Cohen: When you wrote the book, did you envision Hanna looking anything like Kate Winslet? I ask the question because as I read the book, I didn’t. I found her beauty in the movie a little bit difficult to deal with.
Schlink: Well, of course, I had a completely different Hanna in my mind when I wrote the book. And one can never expect a movie to be an illustration of the book one writes and represent what one has in mind as the author, or as the reader. At first they wanted Nicole Kidman and I think Kate Winslet is much, much better. I think she has in her face and her persona a variety—from the cruel to frightened, from soft to tough, from a face that seems to understand nothing to a knowledgeable face. So I think her ambiguity, her ambivalence, this something that is torn in her, made her a very good actress for this movie. Among those actresses we talked about she was always my first choice.
Cohen: She did a marvelous job, but because I had this image in my mind, I found it a little bit jarring at first. The other thing is, in the book, the atrocity is described. You are in Hanna’s mind or in her body as it takes place and it seems perfectly plausible at the time. But in the movie it is just described, it is recollected. Do you feel her dilemma is expressed better by the book or by the movie?
Schlink: Well, in the book it is also Michael Berg’s [the young lover’s] experience of the trial. And in the trial, she talks—the survivor’s mother—mother and daughter talk. What we know about is a result of what goes on in the courtroom. And so, I found this adequately represented. I was very glad that Steven Daldry decided not to show it, not to show what happened in the church, not to show what happened in the concentration camps. I think if they would have shown it, it would have moved the movie in the wrong direction. It’s not a movie about the Holocaust. It's definitely not a movie about the Holocaust. It’s about a generation trying to come to terms with what they had to learn about their parent's generation. I think that is somewhat a universal topic: The way you become entangled in someone’s guilt if you love this person, if you keep solidarity with this person.
Cohen: As I said at the outset, I’m in Berlin at the moment. I have been here a number of times. I come to Berlin because I appreciate the city the way it is. I'm very conscious of the way it used to be, but it’s also a city that is very evocative to me because it’s a city full of ghosts. I walk around and I don't look at the people, I look at buildings and the streets and I try to imagine it as it once was. I keep asking myself how it could have happened. What happened? You who live here and are of the generation that learned of this. Do you ever come to grips with it? What do you do with the knowledge? How do you deal with it?

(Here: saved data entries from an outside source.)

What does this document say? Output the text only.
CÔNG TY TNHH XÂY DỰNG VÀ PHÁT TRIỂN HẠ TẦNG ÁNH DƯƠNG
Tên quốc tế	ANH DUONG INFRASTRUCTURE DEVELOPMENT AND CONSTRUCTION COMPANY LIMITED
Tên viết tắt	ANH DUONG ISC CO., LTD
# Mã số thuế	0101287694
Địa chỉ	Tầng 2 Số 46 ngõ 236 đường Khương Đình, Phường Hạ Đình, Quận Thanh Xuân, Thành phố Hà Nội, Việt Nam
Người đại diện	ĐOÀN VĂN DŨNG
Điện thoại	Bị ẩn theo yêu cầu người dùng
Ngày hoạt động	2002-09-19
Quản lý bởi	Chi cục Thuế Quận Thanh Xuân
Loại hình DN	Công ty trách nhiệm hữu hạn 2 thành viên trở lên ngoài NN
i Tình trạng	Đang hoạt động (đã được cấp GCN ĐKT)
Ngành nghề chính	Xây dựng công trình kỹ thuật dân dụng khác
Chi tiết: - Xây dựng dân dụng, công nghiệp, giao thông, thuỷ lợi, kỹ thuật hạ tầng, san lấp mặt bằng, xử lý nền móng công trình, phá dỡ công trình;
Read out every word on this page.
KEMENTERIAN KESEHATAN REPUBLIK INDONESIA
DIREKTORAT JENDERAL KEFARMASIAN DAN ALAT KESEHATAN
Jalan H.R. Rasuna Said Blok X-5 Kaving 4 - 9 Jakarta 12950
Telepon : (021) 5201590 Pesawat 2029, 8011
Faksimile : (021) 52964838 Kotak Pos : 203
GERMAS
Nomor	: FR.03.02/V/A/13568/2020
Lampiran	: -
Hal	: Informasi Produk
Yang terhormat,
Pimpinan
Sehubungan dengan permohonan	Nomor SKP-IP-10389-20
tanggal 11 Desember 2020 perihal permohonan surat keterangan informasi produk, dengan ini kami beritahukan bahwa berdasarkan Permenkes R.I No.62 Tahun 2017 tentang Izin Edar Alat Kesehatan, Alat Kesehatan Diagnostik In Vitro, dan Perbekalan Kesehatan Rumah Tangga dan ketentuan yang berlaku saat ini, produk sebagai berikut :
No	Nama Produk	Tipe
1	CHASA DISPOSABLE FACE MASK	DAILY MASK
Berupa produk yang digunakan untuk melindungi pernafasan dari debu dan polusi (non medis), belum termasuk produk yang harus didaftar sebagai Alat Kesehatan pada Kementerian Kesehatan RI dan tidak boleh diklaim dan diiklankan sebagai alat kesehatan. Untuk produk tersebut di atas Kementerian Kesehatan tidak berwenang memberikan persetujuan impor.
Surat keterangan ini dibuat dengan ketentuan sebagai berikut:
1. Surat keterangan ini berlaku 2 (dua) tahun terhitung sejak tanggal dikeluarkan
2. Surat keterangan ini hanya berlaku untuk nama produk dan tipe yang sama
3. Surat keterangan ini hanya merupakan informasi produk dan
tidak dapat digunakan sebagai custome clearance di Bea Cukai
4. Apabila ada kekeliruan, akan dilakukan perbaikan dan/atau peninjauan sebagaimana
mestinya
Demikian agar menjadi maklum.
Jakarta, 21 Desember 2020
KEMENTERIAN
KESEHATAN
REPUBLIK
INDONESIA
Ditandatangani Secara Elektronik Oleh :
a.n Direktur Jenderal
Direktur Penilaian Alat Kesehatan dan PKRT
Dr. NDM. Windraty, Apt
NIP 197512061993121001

Schlink: You see, the knowledge makes me aware how thin the ice is on which we live. Germany before Nationalism Socialism, its culture, its heritage, its institutions from state universities and courts to social institutions like churches and unions and parties—it all seemed so solid. And how it could break down, be broken down, so relatively easily. Everybody thought they were living on a cultural, political and social thick and solid ice and in fact it was so very thin. I don’t think something like that is going to happen to us again, but I think we have to constantly keep working on our institutions and make sure they are OK and that our way of talking to each other is OK.
Cohen: I am told, and I am surprised by this, that one of the criticisms that is directed at you, the movie and the book is of child abuse. Because there’s a 15 year-old boy having a sexual relationship with a grown woman, that that boy is being abused. Is this something that you've encountered?
Schlink: I encountered it actually only in the United States and it was one of the issues that we talked about when Oprah Winfrey invited me to the show. It's really interesting. We all know there is a high percentage of 15 year-old boys who have sex and I think we also know that love relationships are very often not the correct symmetrical relationships between equally strong people who give and take equally. We know all this and still, in the United States, there seems to be a strong sense of what correct love is. Maybe stronger than in Europe…
Cohen: I want to ask you about something that you touched on before. Given what your book is about, and you've obviously given a lot of thought to the topic, do you look around in the United States and say this is a happy place of people who have no idea what human nature can be like? Or does that thought never occur to you?
Schlink: No, that never occurred to me. You see, the success of my book in the United States also shows me that what I have been writing as a German experience has a universal element. That engages people and people understand it. I’ll never forget, on a trip right after the book had come out to see a consultant in the US, I had a stop over at Dulles airport. I stopped off at the bookstore and saw they had my book there. You know, there are book sellers with a pedagogic mission, but there are others that just sell books like they sell shoes. This one was a very young girl and she said, 'Ooh, that's a good book. I read it.' And I said, 'what did you like?’ And she said, ‘it made me think.' That was one of the most beautiful compliments I ever got. And so I think that Americans come from a completely different background, but there are universal themes, topics, that we can talk about. We all understand.
Cohen: Have you ever been asked about the ending of the movie, when clearly Hannah seems to be more mortified by her illiteracy more than her participation in a mass murder. Have people been disturbed by that?
Schlink: David Hare told me he had done his own research about illiteracy as I had done before. And he obviously had talked to several illiterate people and asked them: if you had to choose between spending more years in prison for something you did and managing to keep your illiteracy a secret, or unveiling your illiteracy and getting a couple of years less, what would you choose? And they all said, he told me, 'I would rather go to prison a couple of years more.
Cohen: Really? Do you have a back story for Hanna? Do you know why she's illiterate?
Schlink: Well, I think you would be surprised about the billions of people who are illiterate across the world…
Cohen:…But in Germany in the Thirties?
Schlink: Well, in Germany in 2008, it’s between one and two million. They are kids who at one point dropped out of school because they had to go to work, or their parents take them along because they have to go to work and they don't go back to school. And there are kids who go through school and, in the end, just don't know how to read and write. They may be able to make their signature. But illiteracy is more widespread than we're aware of.
Cohen: Yes, I'm not quibbling with that, but in your own mind, did you know why she’s illiterate? She’s clearly not dumb. She has a job, she's interested in literature. She knows what it is and she must have gone to elementary school. So did you have an explanation while you were writing this character as to why this character couldn't read?
Schlink: In my mind she was one of those kids from…there were many Germans living in Hungary, minorities who often came and helped harvest in these farm estates during all of summer and then went back and maybe had some school in winter. But sometimes they didn’t make it fully back and stayed somewhere and didn't have a very regular life. So, in my mind, she was a kid from one of those families who never really had a good school education.
Cohen: You were a celebrated author, and you have been now since the publication of The Reader, a celebrated author. But were you prepared for what it's like to be associated with a celebrated movie?
Schlink: No, one has to learn all these things.
Richard Cohen is a syndicated columnist for the Washington Post.